GR's exploration of Gnosticism obviously points in multiple
directions. I offer up the omniscient & electronic "Eye in the Sky" as
one possible interpretation/explanation of gnosticism's presence in
these novels. In any case, that world—that fog that Doc is entering
into in chapter twenty-one—is the world Weissmann made.

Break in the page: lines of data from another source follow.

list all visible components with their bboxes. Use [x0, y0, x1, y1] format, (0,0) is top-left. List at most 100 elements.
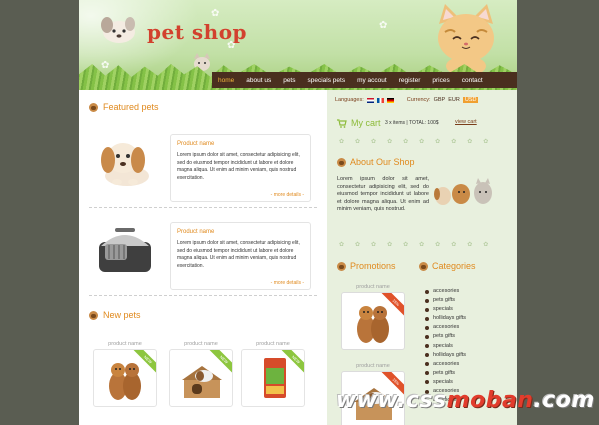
nav-item-home[interactable]: home	[212, 77, 240, 84]
puppy-logo-icon	[101, 17, 135, 43]
paw-icon: ✿	[101, 60, 110, 71]
category-label[interactable]: specials	[433, 305, 453, 314]
divider	[89, 207, 317, 208]
puppy-image[interactable]	[93, 132, 157, 188]
watermark-text: .com	[533, 388, 595, 413]
product-name[interactable]: product name	[241, 341, 305, 347]
category-label[interactable]: pets gifts	[433, 369, 455, 378]
category-label[interactable]: accesories	[433, 360, 459, 369]
new-pets-heading: New pets	[89, 310, 141, 320]
pets-group-image	[434, 178, 492, 205]
cart-title: My cart	[351, 118, 381, 128]
flag-fr-icon[interactable]	[376, 97, 384, 103]
featured-pets-heading: Featured pets	[89, 102, 159, 112]
categories-heading: Categories	[419, 261, 476, 271]
category-item[interactable]: accesories	[425, 287, 466, 296]
language-currency-bar: Languages: Currency: GBP EUR USD	[335, 97, 479, 103]
new-pets-title: New pets	[103, 310, 141, 320]
category-item[interactable]: specials	[425, 378, 466, 387]
languages-label: Languages:	[335, 97, 364, 103]
category-label[interactable]: specials	[433, 342, 453, 351]
about-text: Lorem ipsum dolor sit amet, consectetur …	[337, 176, 429, 212]
bullet-icon	[425, 353, 429, 358]
category-item[interactable]: pets gifts	[425, 332, 466, 341]
category-label[interactable]: pets gifts	[433, 296, 455, 305]
bullet-icon	[425, 380, 429, 385]
category-label[interactable]: hollidays gifts	[433, 314, 466, 323]
flag-uk-icon[interactable]	[366, 97, 374, 103]
bullet-icon	[425, 325, 429, 330]
cart-summary: 3 x items | TOTAL: 100$	[385, 120, 439, 126]
paw-icon: ✿	[379, 20, 388, 31]
new-pet-item[interactable]: product name NEW	[169, 341, 233, 407]
watermark: www.cssmoban.com	[336, 388, 595, 413]
category-item[interactable]: hollidays gifts	[425, 351, 466, 360]
pet-carrier-image[interactable]	[93, 222, 157, 278]
cart-heading: My cart	[337, 118, 381, 128]
currency-label: Currency:	[406, 97, 431, 103]
sidebar: Languages: Currency: GBP EUR USD My cart…	[327, 90, 517, 425]
product-thumbnail[interactable]: NEW	[93, 349, 157, 407]
more-details-link[interactable]: - more details -	[271, 192, 304, 198]
category-label[interactable]: accesories	[433, 323, 459, 332]
dog-icon	[337, 261, 346, 271]
product-name[interactable]: Product name	[177, 229, 304, 235]
category-item[interactable]: specials	[425, 342, 466, 351]
product-name[interactable]: product name	[341, 284, 405, 290]
new-pet-item[interactable]: product name NEW	[93, 341, 157, 407]
kitten-mascot-icon	[438, 4, 494, 74]
product-description: Lorem ipsum dolor sit amet, consectetur …	[177, 152, 300, 181]
more-details-link[interactable]: - more details -	[271, 280, 304, 286]
promotion-item[interactable]: product name 15%	[341, 284, 405, 350]
cart-icon	[337, 118, 347, 128]
product-name[interactable]: Product name	[177, 141, 304, 147]
nav-item-register[interactable]: register	[393, 77, 427, 84]
dog-icon	[89, 310, 98, 320]
nav-item-prices[interactable]: prices	[426, 77, 455, 84]
view-cart-link[interactable]: view cart	[455, 119, 477, 125]
category-item[interactable]: pets gifts	[425, 296, 466, 305]
category-item[interactable]: accesories	[425, 360, 466, 369]
category-item[interactable]: specials	[425, 305, 466, 314]
featured-item-card: Product name Lorem ipsum dolor sit amet,…	[170, 222, 311, 290]
main-content: Featured pets Product name Lorem ipsum d…	[79, 90, 327, 425]
category-item[interactable]: hollidays gifts	[425, 314, 466, 323]
nav-item-contact[interactable]: contact	[456, 77, 489, 84]
dog-icon	[89, 102, 98, 112]
nav-item-pets[interactable]: pets	[277, 77, 301, 84]
product-name[interactable]: product name	[341, 363, 405, 369]
paw-divider: ✿✿✿✿✿✿✿✿✿✿	[339, 242, 500, 248]
paw-divider: ✿✿✿✿✿✿✿✿✿✿	[339, 139, 500, 145]
featured-pets-title: Featured pets	[103, 102, 159, 112]
nav-item-my-account[interactable]: my accout	[351, 77, 393, 84]
bullet-icon	[425, 307, 429, 312]
flag-de-icon[interactable]	[386, 97, 394, 103]
currency-gbp[interactable]: GBP	[434, 97, 446, 103]
bullet-icon	[425, 371, 429, 376]
new-pet-item[interactable]: product name NEW	[241, 341, 305, 407]
category-item[interactable]: pets gifts	[425, 369, 466, 378]
category-item[interactable]: accesories	[425, 323, 466, 332]
bullet-icon	[425, 298, 429, 303]
category-label[interactable]: hollidays gifts	[433, 351, 466, 360]
product-thumbnail[interactable]: 15%	[341, 292, 405, 350]
about-title: About Our Shop	[350, 157, 415, 167]
currency-usd[interactable]: USD	[462, 97, 479, 103]
nav-item-about-us[interactable]: about us	[240, 77, 277, 84]
category-label[interactable]: accesories	[433, 287, 459, 296]
featured-item-card: Product name Lorem ipsum dolor sit amet,…	[170, 134, 311, 202]
category-label[interactable]: pets gifts	[433, 332, 455, 341]
category-label[interactable]: specials	[433, 378, 453, 387]
product-name[interactable]: product name	[93, 341, 157, 347]
bullet-icon	[425, 344, 429, 349]
nav-item-specials-pets[interactable]: specials pets	[302, 77, 352, 84]
product-thumbnail[interactable]: NEW	[241, 349, 305, 407]
main-nav: home about us pets specials pets my acco…	[212, 72, 517, 88]
product-name[interactable]: product name	[169, 341, 233, 347]
promotions-heading: Promotions	[337, 261, 396, 271]
categories-title: Categories	[432, 261, 476, 271]
product-thumbnail[interactable]: NEW	[169, 349, 233, 407]
paw-icon: ✿	[227, 40, 236, 51]
currency-eur[interactable]: EUR	[448, 97, 460, 103]
bullet-icon	[425, 289, 429, 294]
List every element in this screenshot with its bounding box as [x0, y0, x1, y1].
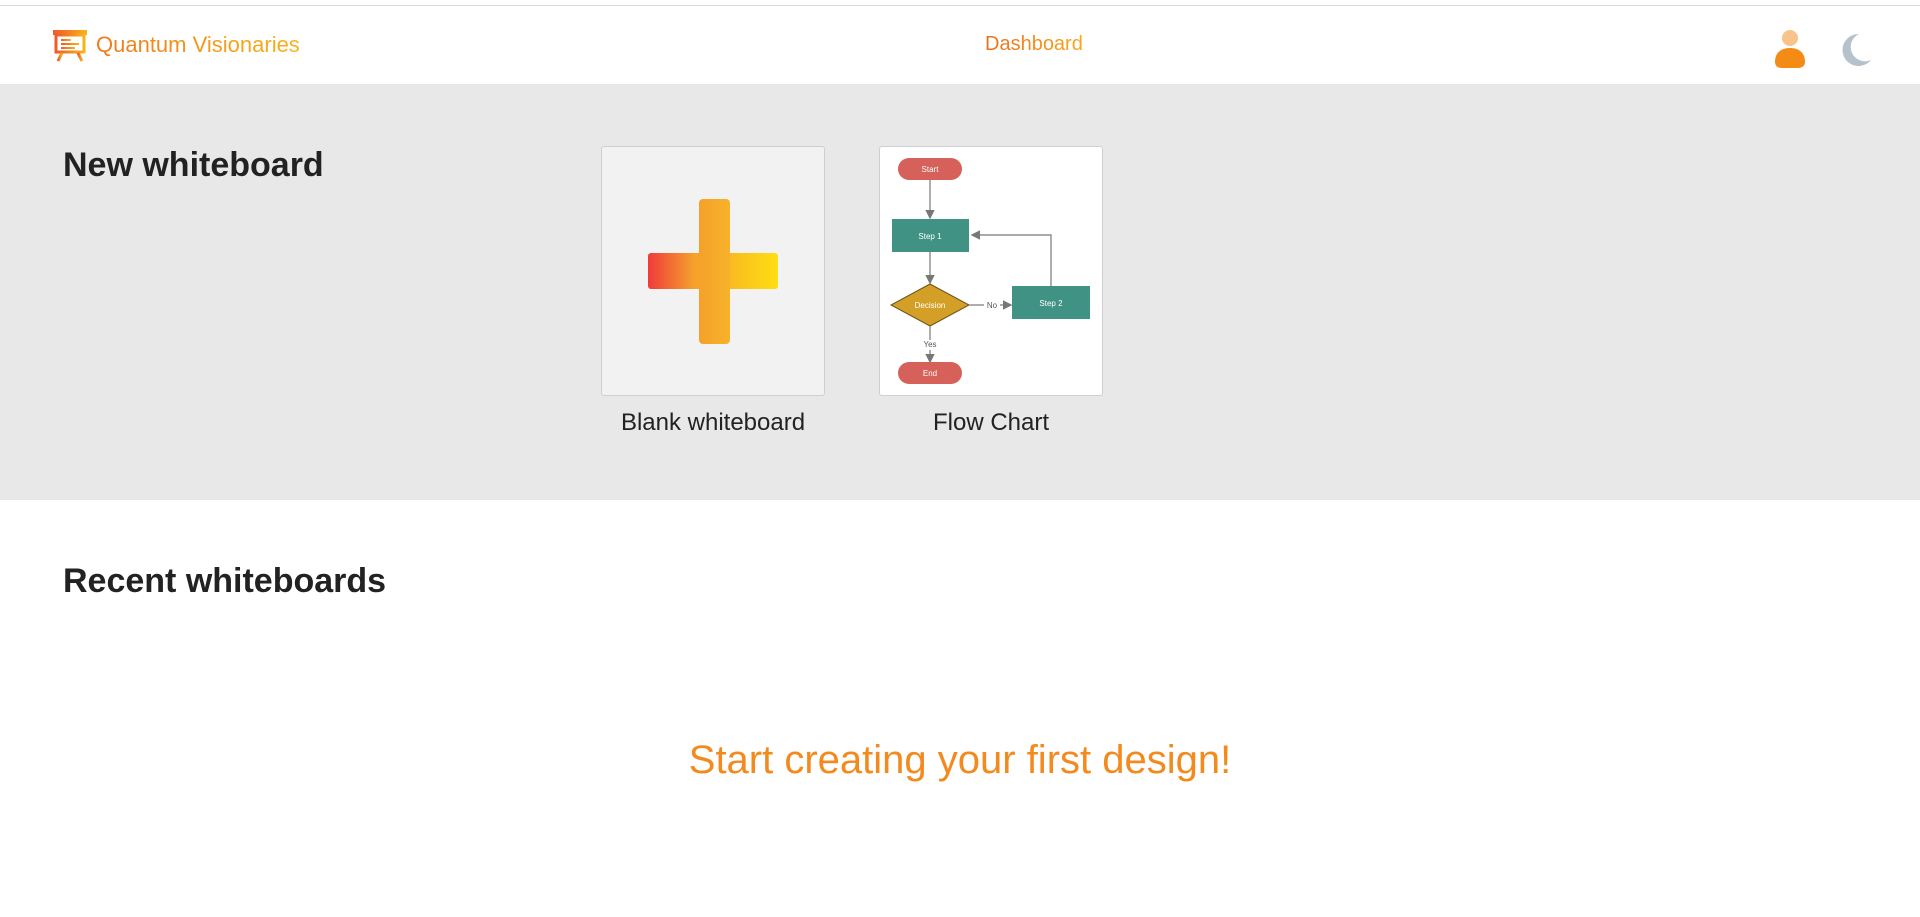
flow-step1-label: Step 1: [918, 232, 942, 241]
moon-icon: [1842, 33, 1871, 66]
nav-dashboard-link[interactable]: Dashboard: [985, 33, 1083, 56]
top-navbar: Quantum Visionaries Dashboard: [0, 6, 1920, 84]
user-icon: [1775, 30, 1805, 68]
brand-logo-link[interactable]: Quantum Visionaries: [52, 28, 300, 62]
new-whiteboard-heading: New whiteboard: [63, 146, 324, 184]
theme-toggle-button[interactable]: [1837, 30, 1873, 70]
blank-whiteboard-label[interactable]: Blank whiteboard: [601, 409, 825, 437]
flow-chart-card[interactable]: Start Step 1 Decision No Step 2 Yes End: [879, 146, 1103, 396]
flow-chart-label[interactable]: Flow Chart: [879, 409, 1103, 437]
flow-no-label: No: [987, 301, 998, 310]
flow-yes-label: Yes: [923, 340, 936, 349]
flow-chart-preview: Start Step 1 Decision No Step 2 Yes End: [889, 158, 1090, 384]
plus-icon: [648, 199, 778, 344]
presentation-board-icon: [53, 30, 87, 62]
blank-whiteboard-card[interactable]: [601, 146, 825, 396]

"The system has no use for souls."
"Someday everybody's gonna wake up to find they're under surveillance
they can't escape."
http://tinyurl.com/yk2vnws
On Jan 30, 2010, at 8:24 AM, Paul Nightingale wrote:
> The chapter began with Doc, inspired by sporting loss, leaving home
> to seek
> company, "tak[ing] his disappointment out on the road" (364). On 366
> he asks
> Sparky if he can "look in here once in a while".
>
> Here, returning home, he thinks of those he might know in the same
> situation
> (368). Up the page, anonymity, "a convoy of indeterminate size", and
> no way
> of knowing anyone. At the start of the twentieth century modernist
> writers
> like Durkheim and Tonnies described the alienation inherent in urban
> societies; in the 1960s alienation was inherent in the consumer
> society
> described by Marcuse in One-Dimensional Man. IV ends with the
> attempt to
> reconstruct some kind of community, however ironic his speculations
> (the
> "alumni associations" that return again and again to a meaningful
> moment).
>
> From speculating about an indeterminate future, "phones as standard
> equipment in every car ..." etc, Doc wonders about what he'll do
> here and
> now "if he misse[s] the Gordita Beach exit" (368). Doc's reading of
> landscape (a nod at documentary realism: "He knew that at
> Rosecrans ..."
> etc) is succeeded by speculation: "Maybe then it would stay this way
> for
> days ..." etc (369). There are alternative endings on offer here, the
> fantasy that offers anonymity as a kind of liberation ("across a
> border
> where nobody could tell anymore in the fog who was Mexican, who was
> Anglo,
> who was anybody") set against passivity, not for the first time Doc
> "pull[ing] over on the shoulder and wait[ing]". The latter option
> has cops
> and "a restless blonde", the citizen still a PI.